Staff “treated us so well”, Aly says. Communication at such a stressful time was critical, given how easy it was to misconstrue what was said or done.
Age comes into that as much as ethnicity or culture, Aly says. She had her son at 19, and Tia-Jane 20 years later. “My maturity level was a lot different . . . I wasn’t interested in a career, going out, I wasn’t missing out on study. So my entire focus and time was on Tia-Jane.

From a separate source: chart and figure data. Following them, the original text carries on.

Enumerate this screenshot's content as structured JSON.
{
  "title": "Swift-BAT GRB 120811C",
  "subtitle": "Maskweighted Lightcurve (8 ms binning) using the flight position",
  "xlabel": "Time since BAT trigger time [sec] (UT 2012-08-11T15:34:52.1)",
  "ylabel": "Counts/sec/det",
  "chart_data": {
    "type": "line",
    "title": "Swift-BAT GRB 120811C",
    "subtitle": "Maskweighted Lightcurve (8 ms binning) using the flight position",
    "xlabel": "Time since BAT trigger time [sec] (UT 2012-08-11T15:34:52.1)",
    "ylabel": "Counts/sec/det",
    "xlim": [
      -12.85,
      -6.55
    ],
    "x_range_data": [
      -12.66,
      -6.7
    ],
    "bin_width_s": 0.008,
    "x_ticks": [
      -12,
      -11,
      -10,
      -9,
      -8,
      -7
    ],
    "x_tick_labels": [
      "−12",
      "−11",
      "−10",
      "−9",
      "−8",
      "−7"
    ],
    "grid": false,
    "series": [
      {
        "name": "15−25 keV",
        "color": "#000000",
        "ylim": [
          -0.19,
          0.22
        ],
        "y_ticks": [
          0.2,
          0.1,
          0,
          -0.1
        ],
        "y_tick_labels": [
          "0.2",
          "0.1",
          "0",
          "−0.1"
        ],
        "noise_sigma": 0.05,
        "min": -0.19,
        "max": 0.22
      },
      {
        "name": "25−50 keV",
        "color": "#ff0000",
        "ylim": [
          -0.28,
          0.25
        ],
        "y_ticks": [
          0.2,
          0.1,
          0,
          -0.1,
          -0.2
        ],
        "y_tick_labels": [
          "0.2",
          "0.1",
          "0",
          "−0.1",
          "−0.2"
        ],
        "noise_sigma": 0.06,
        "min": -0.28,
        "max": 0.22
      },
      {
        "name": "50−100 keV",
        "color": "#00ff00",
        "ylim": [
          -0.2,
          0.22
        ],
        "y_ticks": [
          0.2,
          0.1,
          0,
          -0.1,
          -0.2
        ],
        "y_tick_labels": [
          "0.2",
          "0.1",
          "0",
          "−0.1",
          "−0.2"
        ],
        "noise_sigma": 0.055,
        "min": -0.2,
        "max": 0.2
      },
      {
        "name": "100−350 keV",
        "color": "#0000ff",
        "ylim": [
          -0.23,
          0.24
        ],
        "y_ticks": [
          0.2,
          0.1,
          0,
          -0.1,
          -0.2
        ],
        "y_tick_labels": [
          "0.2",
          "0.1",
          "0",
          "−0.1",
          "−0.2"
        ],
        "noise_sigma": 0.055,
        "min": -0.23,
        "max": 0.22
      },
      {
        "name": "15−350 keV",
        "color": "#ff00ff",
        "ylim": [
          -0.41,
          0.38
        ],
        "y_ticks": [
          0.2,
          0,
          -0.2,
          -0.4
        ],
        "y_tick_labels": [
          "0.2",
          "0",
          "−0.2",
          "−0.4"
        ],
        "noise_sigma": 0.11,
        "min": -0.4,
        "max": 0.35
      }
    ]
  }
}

“It’s about support networks. I saw a few young ones in there who had a lot of family around, almost every day. And you can see the outcome for those families was different.”
Whether their own daughter would live wasn’t always clear, especially early on in her 137 days in intensive care.
“It’s about every minute. You want to be there, you want to have sung her songs,” Aly said.
“We would go down in the middle of the night and read her a story.”
The big moment came when consultant neonatologist Dr Max Berry stopped Aly and Adrian in a hallway.
“She said, ‘Well, I hope you have her room ready’. At the time you are in this mode of every day counts. When she said that a light went on.
“I had taken nothing out of the cupboard. I didn’t even have a teddy bear on the bed. I even refused to set up her cot, because if she wasn’t coming home I didn’t want to have anything to break down. I must have gone away and cried for a good 20 minutes after that.”
You would hope, in a country of this size, there wouldn’t be much variation and they would all manage and look after people in a similar way.